Unser Antrag, den wir mit ganz konkreten Maßnahmen befüllt haben, wurde leider abgelehnt. Danach gab es einen gemeinsamen Antrag im Ausschuss: Die Regierung fordert die Regierung auf, dass sie innerhalb der nächsten sechs Monate in dem Bereich die Arbeit aufnehmen soll.

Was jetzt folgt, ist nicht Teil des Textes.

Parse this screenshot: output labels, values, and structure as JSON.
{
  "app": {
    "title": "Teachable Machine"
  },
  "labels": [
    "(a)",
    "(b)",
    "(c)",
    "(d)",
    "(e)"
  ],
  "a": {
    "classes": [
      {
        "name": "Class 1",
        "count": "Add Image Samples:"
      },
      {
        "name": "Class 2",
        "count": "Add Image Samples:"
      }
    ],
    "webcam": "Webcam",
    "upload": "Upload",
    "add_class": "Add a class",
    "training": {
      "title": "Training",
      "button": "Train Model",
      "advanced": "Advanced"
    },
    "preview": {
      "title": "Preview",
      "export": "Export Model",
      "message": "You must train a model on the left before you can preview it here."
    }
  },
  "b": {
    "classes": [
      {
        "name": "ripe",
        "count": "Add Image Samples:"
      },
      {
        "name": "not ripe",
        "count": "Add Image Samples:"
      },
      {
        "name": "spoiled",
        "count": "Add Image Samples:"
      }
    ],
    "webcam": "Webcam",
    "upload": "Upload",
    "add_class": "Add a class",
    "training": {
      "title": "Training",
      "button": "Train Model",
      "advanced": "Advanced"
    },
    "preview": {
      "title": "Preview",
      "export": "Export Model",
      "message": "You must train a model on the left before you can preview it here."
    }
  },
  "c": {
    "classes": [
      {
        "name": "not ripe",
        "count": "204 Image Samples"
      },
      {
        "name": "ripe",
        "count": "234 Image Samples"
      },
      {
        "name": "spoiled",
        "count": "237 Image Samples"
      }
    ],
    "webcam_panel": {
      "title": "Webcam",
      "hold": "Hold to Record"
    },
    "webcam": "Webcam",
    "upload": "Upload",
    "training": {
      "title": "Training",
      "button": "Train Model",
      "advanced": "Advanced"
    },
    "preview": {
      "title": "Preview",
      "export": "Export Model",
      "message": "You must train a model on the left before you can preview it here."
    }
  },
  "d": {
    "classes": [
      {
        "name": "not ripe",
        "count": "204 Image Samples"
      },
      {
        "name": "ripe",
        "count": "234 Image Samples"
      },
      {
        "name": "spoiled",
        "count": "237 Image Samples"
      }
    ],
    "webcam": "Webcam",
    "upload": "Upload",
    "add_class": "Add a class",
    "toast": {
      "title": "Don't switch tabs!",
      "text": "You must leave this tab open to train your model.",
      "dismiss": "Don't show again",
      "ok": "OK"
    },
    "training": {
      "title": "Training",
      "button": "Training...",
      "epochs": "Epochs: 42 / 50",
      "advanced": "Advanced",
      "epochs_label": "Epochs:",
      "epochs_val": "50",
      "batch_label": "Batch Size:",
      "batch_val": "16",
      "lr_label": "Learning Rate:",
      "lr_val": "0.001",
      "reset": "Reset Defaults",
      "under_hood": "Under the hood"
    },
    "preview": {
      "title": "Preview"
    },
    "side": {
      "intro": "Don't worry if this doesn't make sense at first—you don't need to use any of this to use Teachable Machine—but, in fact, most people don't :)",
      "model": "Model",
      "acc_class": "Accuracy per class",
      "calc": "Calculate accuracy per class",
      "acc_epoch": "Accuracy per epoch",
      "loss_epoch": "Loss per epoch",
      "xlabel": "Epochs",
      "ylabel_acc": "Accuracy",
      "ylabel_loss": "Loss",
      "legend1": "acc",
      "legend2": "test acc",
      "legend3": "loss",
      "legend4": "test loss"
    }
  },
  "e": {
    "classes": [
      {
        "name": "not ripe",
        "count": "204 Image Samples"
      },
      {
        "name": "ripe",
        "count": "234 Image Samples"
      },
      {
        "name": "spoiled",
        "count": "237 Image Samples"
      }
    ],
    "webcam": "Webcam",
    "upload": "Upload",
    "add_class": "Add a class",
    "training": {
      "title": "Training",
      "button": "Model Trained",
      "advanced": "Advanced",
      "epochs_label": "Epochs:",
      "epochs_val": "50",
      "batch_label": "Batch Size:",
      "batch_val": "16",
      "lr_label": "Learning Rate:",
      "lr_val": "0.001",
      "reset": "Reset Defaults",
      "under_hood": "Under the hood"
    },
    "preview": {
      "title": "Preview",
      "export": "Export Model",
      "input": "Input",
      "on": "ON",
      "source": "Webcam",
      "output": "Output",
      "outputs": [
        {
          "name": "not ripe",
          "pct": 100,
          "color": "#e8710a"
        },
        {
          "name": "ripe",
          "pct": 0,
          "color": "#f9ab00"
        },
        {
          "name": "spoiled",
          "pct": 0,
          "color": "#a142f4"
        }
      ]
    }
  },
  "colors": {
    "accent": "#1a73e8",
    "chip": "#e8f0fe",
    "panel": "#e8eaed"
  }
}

Ich hoffe also, dass da etwas passiert. Digitale Souveränität ist kein Thema für Sonntagsreden, da geht es wirklich um demokratische Selbstbestimmung auch in Europa, dass wir unabhängig agieren können, uns bewegen können und nicht einer Erpressbarkeit ausgesetzt sind, gegen die wir nichts tun können. Wir müssen da wirklich Fahrt aufnehmen. Wir werden, Herr Staatssekretär, in dem Bereich auch weiterhin Druck machen, aber Sie dort unterstützen, wo Sie unsere Unterstützung benötigen. – Danke schön. (Beifall bei den Grünen sowie der Abgeordneten Jeitler-Cincelli [ÖVP] und von Künsberg Sarre [NEOS].)
10.38
Präsident Dr. Walter Rosenkranz: Als Nächste zu Wort gemeldet: Frau Abgeordnete Jeitler-Cincelli. – Ihre eingemeldete Redezeit beträgt 4 Minuten. Bitte, Frau Abgeordnete.
Die angezeigte Rede ist noch nicht nach § 52 Abs. 2 GOG-NR autorisiert.